Cersei Lannister’s dastardly deeds in Game of Thrones were spelled out in her name all along – The Sun

THE story behind Cersei Lannister’s name in Game of Thrones couldn’t be more fitting.

Cersei (Lena Headey) proved to be one of the HBO series’ most notorious villains, both enraging and enthralling viewers with her extraordinary cruelty.

Aside from a love for her children and brother Jamie, the Lannister matriarch demonstrated no redeemable qualities whatsoever as she orchestrated one atrocity after another in Westeros.

So it seems only fitting then that the wicked queen was named after a famously wicked enchantress from Greek mythology.

The ancient spelling, Circe, pronounced the same way, was a figure who struck fear into the hearts of all who encountered her.

The demi-goddess had the power to bewitch her victims and was known for her ability to craft potions and poisons from all manner of herbs.

In fact, according to legends she poisoned one of her love rivals, nymph Scylla, in pursuit of sea-god Glaucus.

Given that Cersei commanded that The Mountain was brought back from the dead using mysterious concoctions and even blew up the Great Sept of Baelor using noxious liquid wildfire, she clearly had no qualms about dabbling in the darker sides of apothecary.

Both figures are known for acting out of jealous and vengeance too.

Circe was famed for transforming men who rebuffed her sexual advanced into animals, such as Italian king Picus, who she turned into a woodpecker.

Meanwhile Cersei’s own thirst for vengeance was made clear when she poisoned Ellaria Sand’s daughter with a poisonous lipstick, just as her own daughter Myrcella was assassinated.

She also made her disdain for the Tyrells known, jealous of Margaery’s power to manipulate Joffrey and subsequently Tommen, who she essentially made her puppet.
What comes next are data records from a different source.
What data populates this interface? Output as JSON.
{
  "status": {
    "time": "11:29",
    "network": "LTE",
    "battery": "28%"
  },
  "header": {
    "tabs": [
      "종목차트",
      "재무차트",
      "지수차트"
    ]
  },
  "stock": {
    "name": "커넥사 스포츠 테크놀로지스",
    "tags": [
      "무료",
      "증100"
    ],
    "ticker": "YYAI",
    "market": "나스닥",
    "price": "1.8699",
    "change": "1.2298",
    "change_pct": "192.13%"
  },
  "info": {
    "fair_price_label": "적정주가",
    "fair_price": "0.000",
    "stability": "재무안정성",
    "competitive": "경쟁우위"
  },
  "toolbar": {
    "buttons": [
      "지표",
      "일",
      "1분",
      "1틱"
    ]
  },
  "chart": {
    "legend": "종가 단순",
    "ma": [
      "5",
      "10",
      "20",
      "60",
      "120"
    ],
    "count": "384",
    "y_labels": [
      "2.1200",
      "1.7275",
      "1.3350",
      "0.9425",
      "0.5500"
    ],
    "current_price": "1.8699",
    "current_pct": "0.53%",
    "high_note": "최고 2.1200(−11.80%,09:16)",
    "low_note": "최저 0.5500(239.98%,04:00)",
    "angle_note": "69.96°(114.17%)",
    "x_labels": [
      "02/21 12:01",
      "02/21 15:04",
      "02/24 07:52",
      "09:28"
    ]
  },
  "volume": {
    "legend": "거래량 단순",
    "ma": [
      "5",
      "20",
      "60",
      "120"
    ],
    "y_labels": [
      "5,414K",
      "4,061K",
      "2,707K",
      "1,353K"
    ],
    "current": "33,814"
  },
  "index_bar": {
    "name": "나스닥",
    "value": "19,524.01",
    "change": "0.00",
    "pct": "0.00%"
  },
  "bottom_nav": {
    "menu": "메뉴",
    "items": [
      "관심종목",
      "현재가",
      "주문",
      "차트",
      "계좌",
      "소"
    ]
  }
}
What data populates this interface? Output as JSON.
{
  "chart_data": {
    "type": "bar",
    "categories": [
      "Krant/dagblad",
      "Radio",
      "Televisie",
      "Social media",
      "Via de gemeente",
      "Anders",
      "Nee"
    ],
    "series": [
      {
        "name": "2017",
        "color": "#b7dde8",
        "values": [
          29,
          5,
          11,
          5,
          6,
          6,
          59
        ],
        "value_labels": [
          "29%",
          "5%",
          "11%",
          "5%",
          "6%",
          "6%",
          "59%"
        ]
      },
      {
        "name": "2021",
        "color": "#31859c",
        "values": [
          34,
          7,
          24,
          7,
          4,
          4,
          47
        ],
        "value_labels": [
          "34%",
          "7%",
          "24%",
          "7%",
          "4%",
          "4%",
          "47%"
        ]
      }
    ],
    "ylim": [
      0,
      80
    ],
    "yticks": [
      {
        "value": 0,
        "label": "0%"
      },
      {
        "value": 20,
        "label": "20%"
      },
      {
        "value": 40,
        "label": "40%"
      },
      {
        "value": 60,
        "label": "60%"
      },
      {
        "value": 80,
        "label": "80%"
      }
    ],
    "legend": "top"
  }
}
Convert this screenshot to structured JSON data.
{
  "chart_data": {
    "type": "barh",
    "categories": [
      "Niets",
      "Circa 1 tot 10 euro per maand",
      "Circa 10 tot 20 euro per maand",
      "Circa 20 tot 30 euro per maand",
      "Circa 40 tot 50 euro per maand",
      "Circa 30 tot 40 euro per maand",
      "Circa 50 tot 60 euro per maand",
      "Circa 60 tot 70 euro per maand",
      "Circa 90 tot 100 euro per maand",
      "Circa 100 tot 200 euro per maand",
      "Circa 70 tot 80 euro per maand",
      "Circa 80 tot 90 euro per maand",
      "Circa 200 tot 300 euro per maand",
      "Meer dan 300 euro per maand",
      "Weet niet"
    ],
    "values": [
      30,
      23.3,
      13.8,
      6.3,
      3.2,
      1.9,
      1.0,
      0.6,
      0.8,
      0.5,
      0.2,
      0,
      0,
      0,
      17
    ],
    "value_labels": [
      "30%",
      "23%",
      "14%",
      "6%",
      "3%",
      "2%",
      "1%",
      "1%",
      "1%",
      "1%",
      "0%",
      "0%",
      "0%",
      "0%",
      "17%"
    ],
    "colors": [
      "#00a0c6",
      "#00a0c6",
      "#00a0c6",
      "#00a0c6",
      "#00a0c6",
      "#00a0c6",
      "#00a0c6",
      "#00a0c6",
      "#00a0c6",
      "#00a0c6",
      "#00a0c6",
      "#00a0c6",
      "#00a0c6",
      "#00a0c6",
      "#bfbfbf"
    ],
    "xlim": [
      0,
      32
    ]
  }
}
When Margaery encouraged Tommen to send her away from the capital, she empowered the Faith of the Seven to bear arms and target Margaery’s brother Loras for his homosexuality, a move that ultimately backfired when her incest came to light.

Clearly George RR Martin is clued up on his Greek mythology and named Game of Thrones' Cersei after the original femme fatale.

He must also be up to speed with his Celtic, as it turns out Bran Stark’s name fittingly has connections to both kings and ravens, referencing both his rise to power and ability to see through the eyes of birds.